Vortex Rings in Fast Rotating Bose-Einstein Condensates

TL;DR

This paper rigorously confirms the transition threshold to the giant vortex phase in fast rotating Bose-Einstein condensates by analyzing vortex distribution and energy bounds, showing vortices gather along a specific circle below the critical speed.

Contribution

It proves the optimality of the critical rotation speed for the giant vortex transition and describes vortex arrangements near this threshold.

Findings

Vortices gather along a specific circle below the critical speed.

The critical speed for the transition is confirmed to be optimal.

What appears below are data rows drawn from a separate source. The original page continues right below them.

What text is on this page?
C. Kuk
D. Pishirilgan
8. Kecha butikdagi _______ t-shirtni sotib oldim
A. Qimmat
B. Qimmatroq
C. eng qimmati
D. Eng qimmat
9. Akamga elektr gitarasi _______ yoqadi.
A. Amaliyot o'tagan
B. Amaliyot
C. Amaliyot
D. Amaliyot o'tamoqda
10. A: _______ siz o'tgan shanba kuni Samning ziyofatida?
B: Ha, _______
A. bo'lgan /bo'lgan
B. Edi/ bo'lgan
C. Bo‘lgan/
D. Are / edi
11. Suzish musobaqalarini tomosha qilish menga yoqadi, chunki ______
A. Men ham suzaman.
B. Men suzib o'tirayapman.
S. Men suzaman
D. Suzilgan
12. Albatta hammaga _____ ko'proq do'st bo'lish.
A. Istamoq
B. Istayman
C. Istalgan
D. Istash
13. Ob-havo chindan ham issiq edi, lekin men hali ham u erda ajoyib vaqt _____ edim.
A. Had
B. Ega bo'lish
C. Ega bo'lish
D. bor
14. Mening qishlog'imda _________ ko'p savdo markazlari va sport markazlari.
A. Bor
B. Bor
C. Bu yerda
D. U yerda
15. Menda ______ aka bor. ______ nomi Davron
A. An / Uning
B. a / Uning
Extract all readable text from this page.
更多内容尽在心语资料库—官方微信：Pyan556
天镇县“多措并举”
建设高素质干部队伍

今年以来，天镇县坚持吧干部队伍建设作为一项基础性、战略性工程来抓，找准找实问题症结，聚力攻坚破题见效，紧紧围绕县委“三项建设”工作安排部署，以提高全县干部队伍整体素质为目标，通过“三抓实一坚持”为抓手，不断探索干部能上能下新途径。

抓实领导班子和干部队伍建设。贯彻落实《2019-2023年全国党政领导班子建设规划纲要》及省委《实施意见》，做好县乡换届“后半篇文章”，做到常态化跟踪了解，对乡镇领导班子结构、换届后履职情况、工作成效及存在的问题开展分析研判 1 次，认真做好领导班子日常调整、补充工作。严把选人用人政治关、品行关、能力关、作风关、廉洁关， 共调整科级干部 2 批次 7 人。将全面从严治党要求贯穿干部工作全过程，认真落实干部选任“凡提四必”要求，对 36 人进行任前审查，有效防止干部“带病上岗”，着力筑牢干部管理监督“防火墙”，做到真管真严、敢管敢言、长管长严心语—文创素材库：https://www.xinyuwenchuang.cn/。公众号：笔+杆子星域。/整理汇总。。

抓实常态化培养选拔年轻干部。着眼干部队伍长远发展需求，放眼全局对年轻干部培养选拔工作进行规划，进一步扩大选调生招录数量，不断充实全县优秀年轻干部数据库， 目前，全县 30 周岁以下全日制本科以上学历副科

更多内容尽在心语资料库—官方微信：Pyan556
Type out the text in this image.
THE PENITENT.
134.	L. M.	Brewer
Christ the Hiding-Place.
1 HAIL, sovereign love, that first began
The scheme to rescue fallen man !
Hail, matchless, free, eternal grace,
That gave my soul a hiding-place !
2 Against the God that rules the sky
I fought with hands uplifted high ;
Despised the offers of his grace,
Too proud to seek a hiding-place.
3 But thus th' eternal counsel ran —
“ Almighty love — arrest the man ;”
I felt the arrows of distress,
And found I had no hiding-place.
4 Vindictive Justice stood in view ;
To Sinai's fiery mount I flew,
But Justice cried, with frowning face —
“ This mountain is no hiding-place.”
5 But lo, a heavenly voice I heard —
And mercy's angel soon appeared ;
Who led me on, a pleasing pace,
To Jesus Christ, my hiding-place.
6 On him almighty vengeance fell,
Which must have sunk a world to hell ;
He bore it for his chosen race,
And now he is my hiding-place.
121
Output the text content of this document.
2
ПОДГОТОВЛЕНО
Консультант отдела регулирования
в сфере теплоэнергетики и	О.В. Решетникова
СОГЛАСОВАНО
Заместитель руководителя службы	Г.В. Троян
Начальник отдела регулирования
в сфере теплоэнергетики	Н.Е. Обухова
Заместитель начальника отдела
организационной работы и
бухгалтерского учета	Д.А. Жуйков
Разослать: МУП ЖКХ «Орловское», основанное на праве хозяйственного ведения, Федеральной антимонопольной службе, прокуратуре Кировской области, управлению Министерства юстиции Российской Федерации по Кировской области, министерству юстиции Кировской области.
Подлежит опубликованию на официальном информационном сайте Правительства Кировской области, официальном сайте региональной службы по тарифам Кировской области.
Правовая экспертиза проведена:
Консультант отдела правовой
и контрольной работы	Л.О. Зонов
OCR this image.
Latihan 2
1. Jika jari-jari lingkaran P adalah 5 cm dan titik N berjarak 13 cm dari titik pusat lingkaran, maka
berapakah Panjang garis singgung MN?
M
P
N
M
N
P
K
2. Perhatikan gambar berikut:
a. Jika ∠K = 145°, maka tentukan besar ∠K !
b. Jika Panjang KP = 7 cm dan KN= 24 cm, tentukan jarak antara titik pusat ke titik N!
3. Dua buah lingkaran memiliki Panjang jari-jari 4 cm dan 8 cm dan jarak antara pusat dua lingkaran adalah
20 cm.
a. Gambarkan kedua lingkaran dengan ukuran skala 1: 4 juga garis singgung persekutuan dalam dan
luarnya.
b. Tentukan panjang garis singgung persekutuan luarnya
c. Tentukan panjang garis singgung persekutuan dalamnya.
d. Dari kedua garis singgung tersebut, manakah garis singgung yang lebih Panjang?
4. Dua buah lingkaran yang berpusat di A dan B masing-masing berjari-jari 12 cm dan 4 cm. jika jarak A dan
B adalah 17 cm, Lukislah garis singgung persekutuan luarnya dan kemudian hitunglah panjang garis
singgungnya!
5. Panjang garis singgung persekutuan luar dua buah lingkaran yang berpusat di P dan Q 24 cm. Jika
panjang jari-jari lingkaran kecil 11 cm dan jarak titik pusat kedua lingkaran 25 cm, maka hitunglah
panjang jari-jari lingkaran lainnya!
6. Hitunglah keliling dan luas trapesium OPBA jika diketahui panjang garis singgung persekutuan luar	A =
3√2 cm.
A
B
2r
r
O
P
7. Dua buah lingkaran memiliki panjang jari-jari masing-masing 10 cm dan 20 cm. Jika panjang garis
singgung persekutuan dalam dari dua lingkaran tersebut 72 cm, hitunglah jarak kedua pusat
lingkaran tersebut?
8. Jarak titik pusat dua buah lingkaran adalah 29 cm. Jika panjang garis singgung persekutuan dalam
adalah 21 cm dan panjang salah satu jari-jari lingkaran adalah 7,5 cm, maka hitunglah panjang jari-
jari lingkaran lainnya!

New energy bounds are established to support the analysis.

Abstract

When Bose-Eintein condensates are rotated sufficiently fast, a giant vortex phase appears, that is the condensate becomes annular with no vortices in the bulk but a macroscopic phase circulation around the central hole. In a former paper [M. Correggi, N. Rougerie, J. Yngvason, {\it arXiv:1005.0686}] we have studied this phenomenon by minimizing the two dimensional Gross-Pitaevskii energy on the unit disc. In particular we computed an upper bound to the critical speed for the transition to the giant vortex phase. In this paper we confirm that this upper bound is optimal by proving that if the rotation speed is taken slightly below the threshold there are vortices in the condensate. We prove that they gather along a particular circle on which they are evenly distributed. This is done by providing new upper and lower bounds to the GP energy.